Single by Loïc Nottet

from the album Sillygomania
- Released: 19 February 2020
- Length: 3:56
- Label: Sony Music
- Songwriter(s): Loïc Nottet; Amy Morrey;
- Producer(s): Skydancers; Alex Germys;

Loïc Nottet singles chronology
| "29" (2019) | "Heartbreaker" (2020) | "Mr/Mme" (2020) |

= Heartbreaker (Loïc Nottet song) =

"Heartbreaker" is a song by Belgian singer Loïc Nottet. It was released on 19 February 2020 by Sony Music as the fourth single from his second studio album Sillygomania. The song was written by Nottet and Amy Morrey.

==Music video==
A music video to accompany the release of "Heartbreaker" was first released onto YouTube on 2 March 2020. The video was directed by Hugo Jouxtel, produced by Julein Sultan-Fournier, and stars only Loïc Nottet.

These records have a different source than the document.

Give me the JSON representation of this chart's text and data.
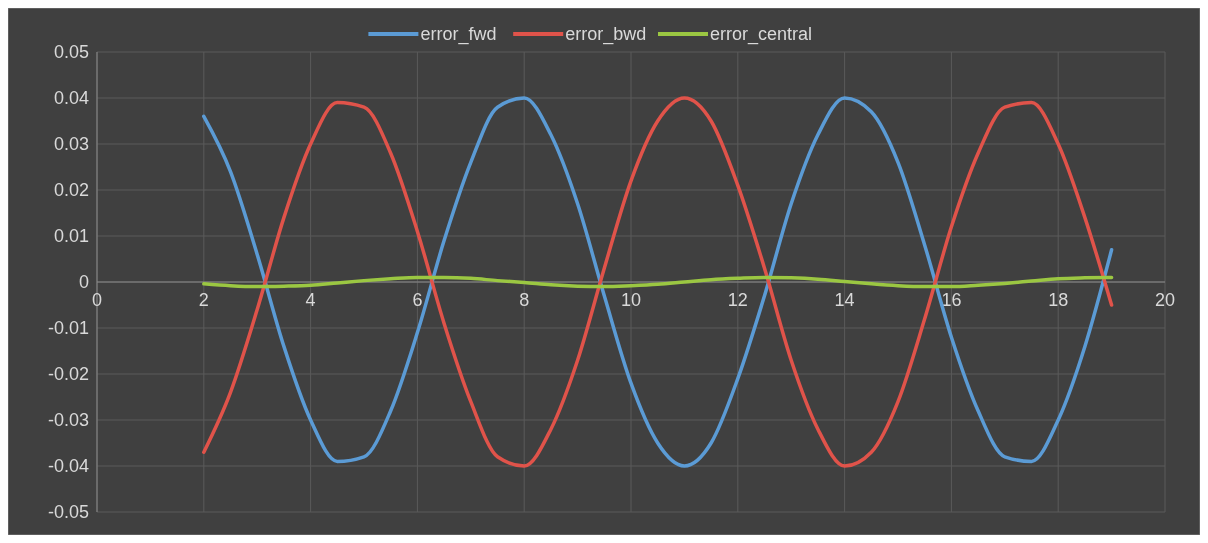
{
  "chart_data": {
    "type": "line",
    "x": [
      2,
      2.5,
      3,
      3.5,
      4,
      4.5,
      5,
      5.5,
      6,
      6.5,
      7,
      7.5,
      8,
      8.5,
      9,
      9.5,
      10,
      10.5,
      11,
      11.5,
      12,
      12.5,
      13,
      13.5,
      14,
      14.5,
      15,
      15.5,
      16,
      16.5,
      17,
      17.5,
      18,
      18.5,
      19
    ],
    "series": [
      {
        "name": "error_fwd",
        "color": "#5b9bd5",
        "values": [
          0.036,
          0.024,
          0.006,
          -0.014,
          -0.03,
          -0.039,
          -0.038,
          -0.028,
          -0.011,
          0.009,
          0.026,
          0.038,
          0.04,
          0.032,
          0.017,
          -0.003,
          -0.022,
          -0.035,
          -0.04,
          -0.035,
          -0.021,
          -0.003,
          0.017,
          0.032,
          0.04,
          0.037,
          0.026,
          0.008,
          -0.012,
          -0.028,
          -0.038,
          -0.039,
          -0.03,
          -0.014,
          0.007
        ]
      },
      {
        "name": "error_bwd",
        "color": "#e0534a",
        "values": [
          -0.037,
          -0.024,
          -0.006,
          0.014,
          0.03,
          0.039,
          0.038,
          0.028,
          0.011,
          -0.009,
          -0.026,
          -0.038,
          -0.04,
          -0.032,
          -0.017,
          0.003,
          0.022,
          0.035,
          0.04,
          0.035,
          0.021,
          0.003,
          -0.017,
          -0.032,
          -0.04,
          -0.037,
          -0.026,
          -0.008,
          0.012,
          0.028,
          0.038,
          0.039,
          0.03,
          0.014,
          -0.005
        ]
      },
      {
        "name": "error_central",
        "color": "#9bc742",
        "values": [
          -0.0004,
          -0.0008,
          -0.001,
          -0.0009,
          -0.0007,
          -0.0002,
          0.0003,
          0.0007,
          0.001,
          0.001,
          0.0008,
          0.0003,
          -0.0001,
          -0.0006,
          -0.0009,
          -0.001,
          -0.0008,
          -0.0005,
          0,
          0.0005,
          0.0008,
          0.001,
          0.0009,
          0.0006,
          0.0001,
          -0.0004,
          -0.0008,
          -0.001,
          -0.001,
          -0.0007,
          -0.0003,
          0.0002,
          0.0007,
          0.0009,
          0.001
        ]
      }
    ],
    "xlim": [
      0,
      20
    ],
    "xticks": [
      0,
      2,
      4,
      6,
      8,
      10,
      12,
      14,
      16,
      18,
      20
    ],
    "ylim": [
      -0.05,
      0.05
    ],
    "yticks": [
      -0.05,
      -0.04,
      -0.03,
      -0.02,
      -0.01,
      0,
      0.01,
      0.02,
      0.03,
      0.04,
      0.05
    ],
    "grid": true,
    "legend": "top",
    "marker": "none",
    "line_style": "solid"
  }
}
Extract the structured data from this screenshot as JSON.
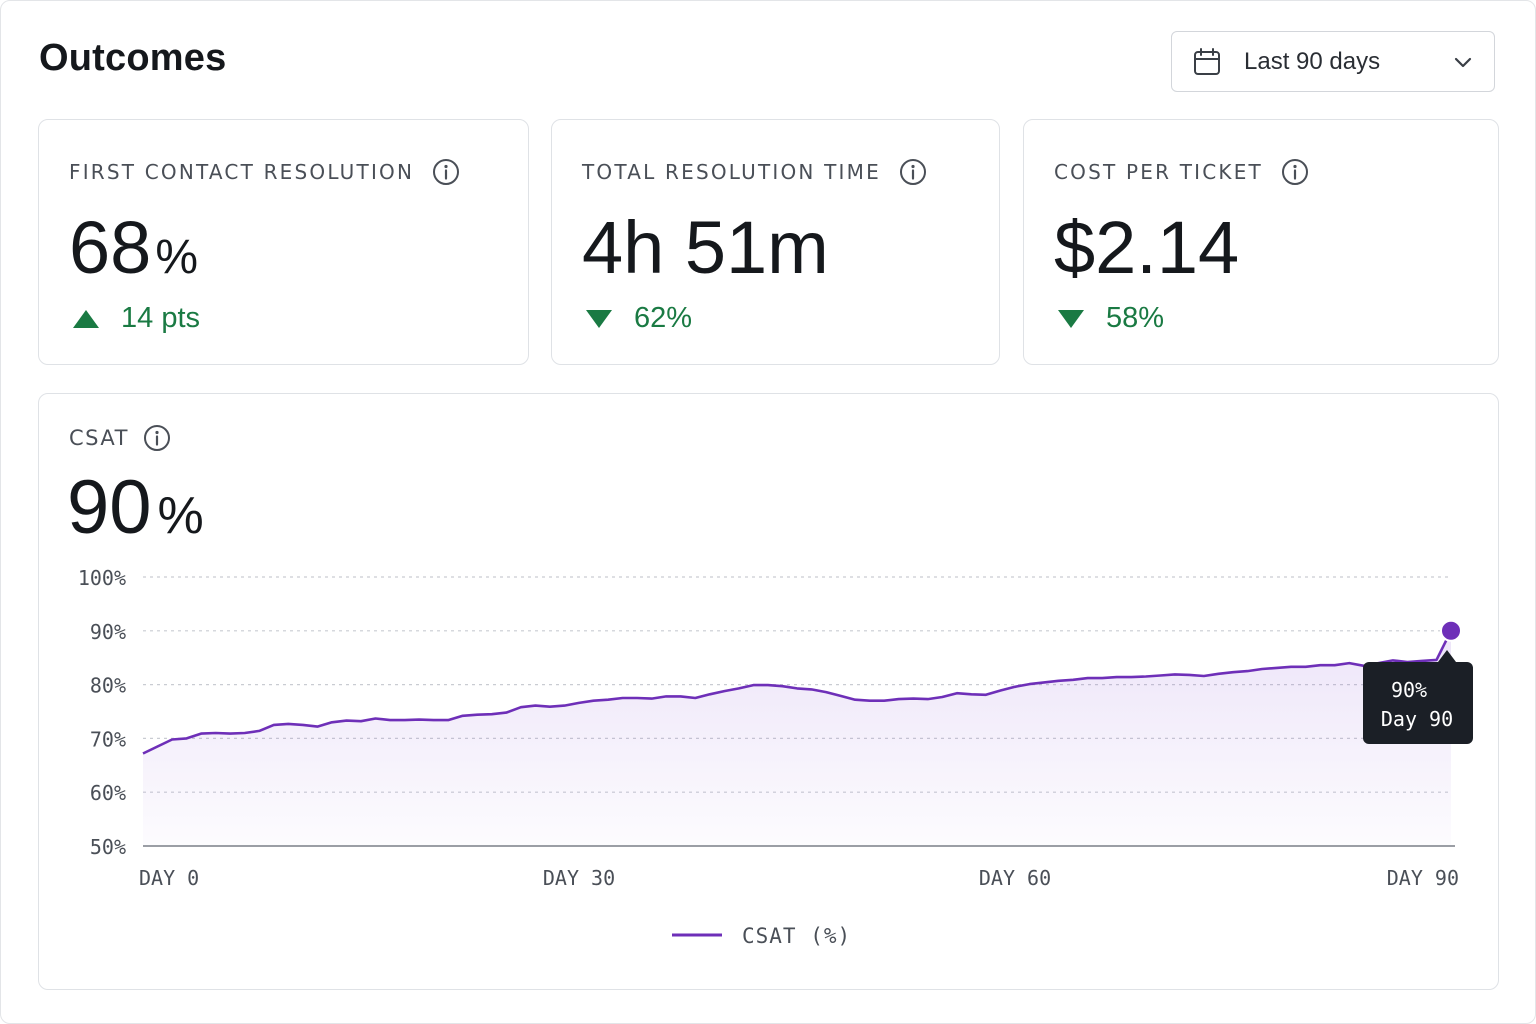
{
  "header": {
    "title": "Outcomes",
    "range_select": {
      "icon": "calendar-icon",
      "value": "Last 90 days",
      "chevron": "chevron-down-icon"
    }
  },
  "kpis": [
    {
      "label": "FIRST CONTACT RESOLUTION",
      "value": "68",
      "unit": "%",
      "delta": "14 pts",
      "direction": "up",
      "delta_color": "#1a7a43"
    },
    {
      "label": "TOTAL RESOLUTION TIME",
      "value": "4h 51m",
      "unit": "",
      "delta": "62%",
      "direction": "down",
      "delta_color": "#1a7a43"
    },
    {
      "label": "COST PER TICKET",
      "value": "$2.14",
      "unit": "",
      "delta": "58%",
      "direction": "down",
      "delta_color": "#1a7a43"
    }
  ],
  "csat": {
    "label": "CSAT",
    "value": "90",
    "unit": "%",
    "tooltip": {
      "line1": "90%",
      "line2": "Day 90"
    }
  },
  "chart_data": {
    "type": "area",
    "x": [
      0,
      1,
      2,
      3,
      4,
      5,
      6,
      7,
      8,
      9,
      10,
      11,
      12,
      13,
      14,
      15,
      16,
      17,
      18,
      19,
      20,
      21,
      22,
      23,
      24,
      25,
      26,
      27,
      28,
      29,
      30,
      31,
      32,
      33,
      34,
      35,
      36,
      37,
      38,
      39,
      40,
      41,
      42,
      43,
      44,
      45,
      46,
      47,
      48,
      49,
      50,
      51,
      52,
      53,
      54,
      55,
      56,
      57,
      58,
      59,
      60,
      61,
      62,
      63,
      64,
      65,
      66,
      67,
      68,
      69,
      70,
      71,
      72,
      73,
      74,
      75,
      76,
      77,
      78,
      79,
      80,
      81,
      82,
      83,
      84,
      85,
      86,
      87,
      88,
      89,
      90
    ],
    "series": [
      {
        "name": "CSAT (%)",
        "color": "#6e2fb8",
        "values": [
          67.2,
          68.5,
          69.8,
          70.0,
          70.9,
          71.0,
          70.9,
          71.0,
          71.4,
          72.5,
          72.7,
          72.5,
          72.2,
          73.0,
          73.3,
          73.2,
          73.7,
          73.4,
          73.4,
          73.5,
          73.4,
          73.4,
          74.2,
          74.4,
          74.5,
          74.8,
          75.8,
          76.1,
          75.9,
          76.1,
          76.6,
          77.0,
          77.2,
          77.5,
          77.5,
          77.4,
          77.8,
          77.8,
          77.5,
          78.2,
          78.8,
          79.3,
          79.9,
          79.9,
          79.7,
          79.3,
          79.1,
          78.6,
          77.9,
          77.2,
          77.0,
          77.0,
          77.3,
          77.4,
          77.3,
          77.7,
          78.4,
          78.2,
          78.1,
          78.9,
          79.6,
          80.1,
          80.4,
          80.7,
          80.9,
          81.2,
          81.2,
          81.4,
          81.4,
          81.5,
          81.7,
          81.9,
          81.8,
          81.6,
          82.0,
          82.3,
          82.5,
          82.9,
          83.1,
          83.3,
          83.3,
          83.6,
          83.6,
          84.0,
          83.5,
          84.0,
          84.5,
          84.2,
          84.4,
          84.6,
          90.0
        ]
      }
    ],
    "xlabels": [
      "DAY 0",
      "DAY 30",
      "DAY 60",
      "DAY 90"
    ],
    "xlabel_values": [
      0,
      30,
      60,
      90
    ],
    "yticks": [
      50,
      60,
      70,
      80,
      90,
      100
    ],
    "ytick_labels": [
      "50%",
      "60%",
      "70%",
      "80%",
      "90%",
      "100%"
    ],
    "ylim": [
      50,
      100
    ],
    "xlim": [
      0,
      90
    ],
    "grid": true,
    "legend": "bottom-center"
  }
}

The music video opens on Loïc driving a car, which stops as he gets out. The video then pans through multiple sets, including a science classroom, a bedroom, and a drive-in theater. The video appears to take place in 1 shot. Throughout the video, the main focus is Loïc dancing alone, while lip-syncing to the music.

==Track listing==

Digital download
| No. | Title | Length |
|---|---|---|
| 1. | "Heartbreaker" | 3:56 |

Digital download
| No. | Title | Length |
|---|---|---|
| 1. | "Heartbreaker" (Panteros666 Remix) | 4:35 |

==Charts==

===Weekly charts===

| Chart (2020) | Peak position |
|---|---|
| Belgium (Ultratop 50 Flanders) | 14 |
| Belgium (Ultratop 50 Wallonia) | 5 |

===Year-end charts===

| Chart (2020) | Position |
|---|---|
| Belgium (Ultratop Flanders) | 47 |
| Belgium (Ultratop Wallonia) | 32 |

==Certifications==

| Region | Certification | Certified units/sales |
| Belgium (BRMA) | Gold | 10,000^{‡} |
^{‡} Sales+streaming figures based on certification alone.